At 12:16 PM 4/23/2010 +0200, Tarek Ziadé wrote:
>On Fri, Apr 23, 2010 at 12:01 PM, David Cournapeau <cournape at gmail.com> wrote:
> > On Fri, Apr 23, 2010 at 5:54 PM, Tarek Ziadé <ziade.tarek at gmail.com> wrote:
> >
> >> I am not sure what you are defining as "complicated". While pkg_resources
> >> is hard to read and it's a project on its own with many other
> >> features, the use case
> >> we are talking about here is dead simple:
> >>
> >>  scan all sys.path entries to look for .egg and .egg-info 
> files/directories.
> >
> > My knowledge may be lacking here, but doen't pkg_resources need to
> > scan things beyond egg-info (to get namespace_package.txt, presumably)
> > ?
>That's a file located in egg-info, it reads.

And it's planned to be dropped in 0.7, because it's only needed to 
support packages that declared their namespaces in setup.py but not 
in the relevant __init__.py files.  Setuptools has been warning about 
this coming change for a few years now.  ;-)
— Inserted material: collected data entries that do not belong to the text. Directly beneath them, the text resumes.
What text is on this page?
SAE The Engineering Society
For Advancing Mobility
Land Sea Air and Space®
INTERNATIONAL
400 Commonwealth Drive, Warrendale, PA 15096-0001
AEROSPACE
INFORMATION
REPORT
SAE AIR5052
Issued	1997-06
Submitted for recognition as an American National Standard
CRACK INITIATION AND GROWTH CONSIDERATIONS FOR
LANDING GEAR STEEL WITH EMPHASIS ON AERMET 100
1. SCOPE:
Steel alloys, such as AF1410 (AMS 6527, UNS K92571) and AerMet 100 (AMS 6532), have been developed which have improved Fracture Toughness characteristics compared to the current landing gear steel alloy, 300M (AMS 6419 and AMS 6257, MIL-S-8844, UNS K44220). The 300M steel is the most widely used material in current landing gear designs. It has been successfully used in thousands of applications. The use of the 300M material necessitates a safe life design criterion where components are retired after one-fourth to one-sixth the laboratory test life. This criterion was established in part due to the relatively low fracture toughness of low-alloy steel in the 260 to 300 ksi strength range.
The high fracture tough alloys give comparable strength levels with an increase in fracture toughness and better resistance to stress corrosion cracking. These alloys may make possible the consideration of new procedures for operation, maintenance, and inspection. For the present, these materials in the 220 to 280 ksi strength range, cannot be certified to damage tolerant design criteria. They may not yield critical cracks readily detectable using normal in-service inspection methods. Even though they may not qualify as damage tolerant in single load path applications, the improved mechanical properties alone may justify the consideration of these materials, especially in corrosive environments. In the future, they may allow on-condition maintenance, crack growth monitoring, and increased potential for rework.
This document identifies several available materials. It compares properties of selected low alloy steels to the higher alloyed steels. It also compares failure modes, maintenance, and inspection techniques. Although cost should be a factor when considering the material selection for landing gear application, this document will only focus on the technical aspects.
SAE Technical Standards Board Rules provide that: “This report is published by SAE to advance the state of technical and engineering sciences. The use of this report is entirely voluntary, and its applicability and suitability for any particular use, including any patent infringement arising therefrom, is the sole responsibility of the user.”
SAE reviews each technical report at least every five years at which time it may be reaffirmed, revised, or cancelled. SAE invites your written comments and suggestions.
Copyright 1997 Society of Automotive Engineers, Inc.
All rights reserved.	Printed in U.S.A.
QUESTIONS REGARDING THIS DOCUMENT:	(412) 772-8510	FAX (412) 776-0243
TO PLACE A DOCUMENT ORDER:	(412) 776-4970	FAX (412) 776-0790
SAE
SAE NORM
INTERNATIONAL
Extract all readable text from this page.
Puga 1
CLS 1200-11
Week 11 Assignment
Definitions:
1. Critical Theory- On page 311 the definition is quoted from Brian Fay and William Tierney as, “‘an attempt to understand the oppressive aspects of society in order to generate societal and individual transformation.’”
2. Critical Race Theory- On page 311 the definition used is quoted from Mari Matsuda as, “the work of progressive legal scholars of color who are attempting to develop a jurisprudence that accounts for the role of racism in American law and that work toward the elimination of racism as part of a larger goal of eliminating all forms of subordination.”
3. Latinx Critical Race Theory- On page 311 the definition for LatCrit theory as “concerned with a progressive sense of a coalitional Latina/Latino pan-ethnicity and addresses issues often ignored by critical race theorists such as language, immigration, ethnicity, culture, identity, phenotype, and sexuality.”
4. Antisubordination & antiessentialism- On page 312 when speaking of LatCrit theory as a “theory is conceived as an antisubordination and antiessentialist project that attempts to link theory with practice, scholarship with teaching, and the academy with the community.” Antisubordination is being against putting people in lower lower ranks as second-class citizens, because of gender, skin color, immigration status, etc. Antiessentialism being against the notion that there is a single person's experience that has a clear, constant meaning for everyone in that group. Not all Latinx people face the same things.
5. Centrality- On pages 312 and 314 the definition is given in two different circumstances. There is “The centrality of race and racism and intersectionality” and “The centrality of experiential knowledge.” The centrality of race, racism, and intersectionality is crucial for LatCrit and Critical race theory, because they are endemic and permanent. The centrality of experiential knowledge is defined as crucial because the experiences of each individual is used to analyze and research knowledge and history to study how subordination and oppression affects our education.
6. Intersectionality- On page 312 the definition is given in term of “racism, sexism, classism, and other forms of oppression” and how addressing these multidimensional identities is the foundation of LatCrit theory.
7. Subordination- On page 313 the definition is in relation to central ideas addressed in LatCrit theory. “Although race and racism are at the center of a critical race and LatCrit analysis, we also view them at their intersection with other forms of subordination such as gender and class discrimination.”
With that change, essentially all of pkg_resources' additional disk 
access overhead should disappear.

> > Scanning egg/egg-info is easy, but that does not explain most
> > additional syscalls caused by pkg_resources import.
>Well it scans directories and open files so you have roughly  (N * 
>F) + P calls
>where N is the number of packages, F the average files open per package,
>and P the number of entries in sys.path

Yes -- and F should drop to *zero* in setuptools 0.7.  (Also, P is to 
some extent always mitigated by the fact that Python's own import 
machinery is already forcing directory loads for those sys.path entries.)

>For any feature that needs to scan the metadata of installed packages,
>unless there's a central database, we will have to loop over directories.
>Now if we consider that everything loaded in sys.path has to be scaned,
>you can't have a central database, thus you need to read the dirs.

But that's not a fixed startup time overhead; it'll just happen when 
you ask for it.